HostUnusualDiskReadLatency #
Disk latency is growing (read operations > 100ms)
Alert Rule
alert: HostUnusualDiskReadLatency
annotations:
description: |-
Disk latency is growing (read operations > 100ms)
VALUE = {{ $value }}
LABELS = {{ $labels }}
runbook: https://srerun.github.io/prometheus-alerts/runbooks/node-exporter/hostunusualdiskreadlatency/
summary: Host unusual disk read latency (instance {{ $labels.instance }})
expr: (rate(node_disk_read_time_seconds_total[1m]) / rate(node_disk_reads_completed_total[1m])
> 0.1 and rate(node_disk_reads_completed_total[1m]) > 0) * on(instance) group_left
(nodename) node_uname_info{nodename=~".+"}
for: 2m
labels:
severity: warning
Here is a sample runbook for the HostUnusualDiskReadLatency
alert:
Meaning #
The HostUnusualDiskReadLatency
alert is triggered when the average disk read latency on a host exceeds 100ms. This indicates that disk I/O operations are taking longer than usual to complete, which can impact system performance and responsiveness.
Impact #
High disk read latency can cause:
- Slow application performance
- Increased load times
- Decreased system responsiveness
- Potential data loss or corruption
Diagnosis #
To diagnose the issue, follow these steps:
- Check the system logs for any errors or warnings related to disk I/O operations.
- Verify that the disk is not experiencing any hardware issues, such as high disk usage or hardware failures.

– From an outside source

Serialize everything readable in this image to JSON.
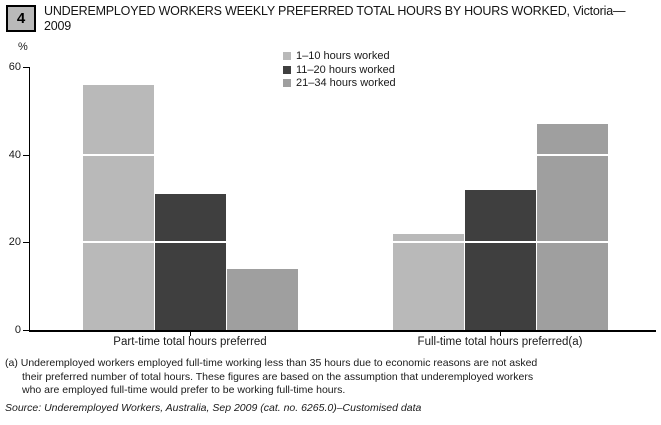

- Check the disk queue length and disk utilization to identify if there are any bottlenecks.
- Investigate if there are any resource-intensive applications or processes running on the system that may be contributing to the high disk read latency.
Mitigation #
To mitigate the issue, follow these steps:
- Check and clean up any unnecessary files or data on the disk to free up space.
- Consider upgrading to faster disk hardware, such as SSDs, if possible.
- Optimize disk configuration and settings, such as adjusting disk scheduling algorithms or enabling write caching.
- Identify and optimize resource-intensive applications or processes that may be contributing to the high disk read latency.
- Consider implementing disk I/O monitoring and alerting to catch potential issues before they become critical.
Additionally, review system configuration and tuning options, such as adjusting disk timeouts or queue lengths, to optimize disk performance.